The Norfolk Curling Club nominated Fanette as Volunteer of the Year in 2013, but with the future of the club still uncertain, she was passed over by the sport’s ruling body. Then the United States Curling Association asked the club to nominate Fanette again in 2014. Word of the destruction and rebuilding of the Norfolk Curling Club had spread throughout the tight-knit curling community. When the organization, which oversees the U.S. Olympic trials, actually chose Fanette, it was not entirely surprising.

“USA Curling is honored to present the award to Mary Fanette,” said Kim Nawyn, a spokesman for the organization. “She demonstrated a willingness to go above and beyond what anyone would have expected in her dedication to rebuilding the Norfolk Curling Club after it was lost to arson in 2011.”

Nawyn also cites Fanette’s outreach program after the club reopened its doors as exemplary. Fanette was determined that the club should be as inclusive as possible toward the wider community. She devised different levels of membership for those with an interest in the club who might not want to actively compete, the so-called “plate-glass memberships.” And she offered learn-to-curl clinics on Saturday mornings when the ice wasn’t otherwise being used. “At the height of the interest, I had to turn people away because I could only handle 16 curlers at a time,” says Fanette. Membership grew from a low of 38 right after the fire to its present level of around 130 members.

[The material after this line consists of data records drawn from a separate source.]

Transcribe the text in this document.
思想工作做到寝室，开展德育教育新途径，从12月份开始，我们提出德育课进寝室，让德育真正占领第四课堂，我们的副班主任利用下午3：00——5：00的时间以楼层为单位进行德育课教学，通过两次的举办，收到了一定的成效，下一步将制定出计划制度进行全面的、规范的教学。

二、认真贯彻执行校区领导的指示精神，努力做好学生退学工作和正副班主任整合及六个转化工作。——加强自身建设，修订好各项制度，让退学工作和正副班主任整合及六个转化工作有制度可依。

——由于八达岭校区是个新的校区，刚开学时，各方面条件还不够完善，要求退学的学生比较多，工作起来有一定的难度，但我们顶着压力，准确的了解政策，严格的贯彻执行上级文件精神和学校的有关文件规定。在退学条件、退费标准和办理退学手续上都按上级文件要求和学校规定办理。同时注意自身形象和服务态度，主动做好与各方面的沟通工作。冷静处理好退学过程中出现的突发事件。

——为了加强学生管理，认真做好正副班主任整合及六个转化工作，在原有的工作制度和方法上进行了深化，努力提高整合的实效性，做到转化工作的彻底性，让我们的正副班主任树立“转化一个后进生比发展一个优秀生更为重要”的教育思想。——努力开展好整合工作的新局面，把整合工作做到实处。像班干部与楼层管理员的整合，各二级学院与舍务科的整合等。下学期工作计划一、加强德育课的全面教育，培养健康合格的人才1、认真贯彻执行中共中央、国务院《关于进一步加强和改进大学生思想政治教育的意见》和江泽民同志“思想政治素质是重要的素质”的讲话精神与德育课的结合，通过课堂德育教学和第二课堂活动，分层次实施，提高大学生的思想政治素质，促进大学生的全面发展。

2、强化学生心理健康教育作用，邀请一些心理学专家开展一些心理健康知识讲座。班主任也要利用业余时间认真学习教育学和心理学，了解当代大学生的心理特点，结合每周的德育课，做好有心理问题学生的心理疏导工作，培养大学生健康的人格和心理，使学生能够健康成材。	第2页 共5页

USA Curling will fly Fanette out to Denver in October to attend the annual meeting and will publish a cover story on her in the national curling quarterly. In addition, a board member will present Fanette an engraved award and a USA Curling jacket at the Norfolk Curling Club’s opening dinner on October 16.

As this article is being written, elements of a commercial kitchen are being installed in the clubhouse, and cameras are being installed above the houses (targets) at either end of the ice sheets looking straight down. “It’s the only way that someone in the warm room can tell whatís really happening on the ice,” says Fanette. The compressors that will lower the concrete slab’s temperature to the freezing point are being cranked up. The new curling season starts in October.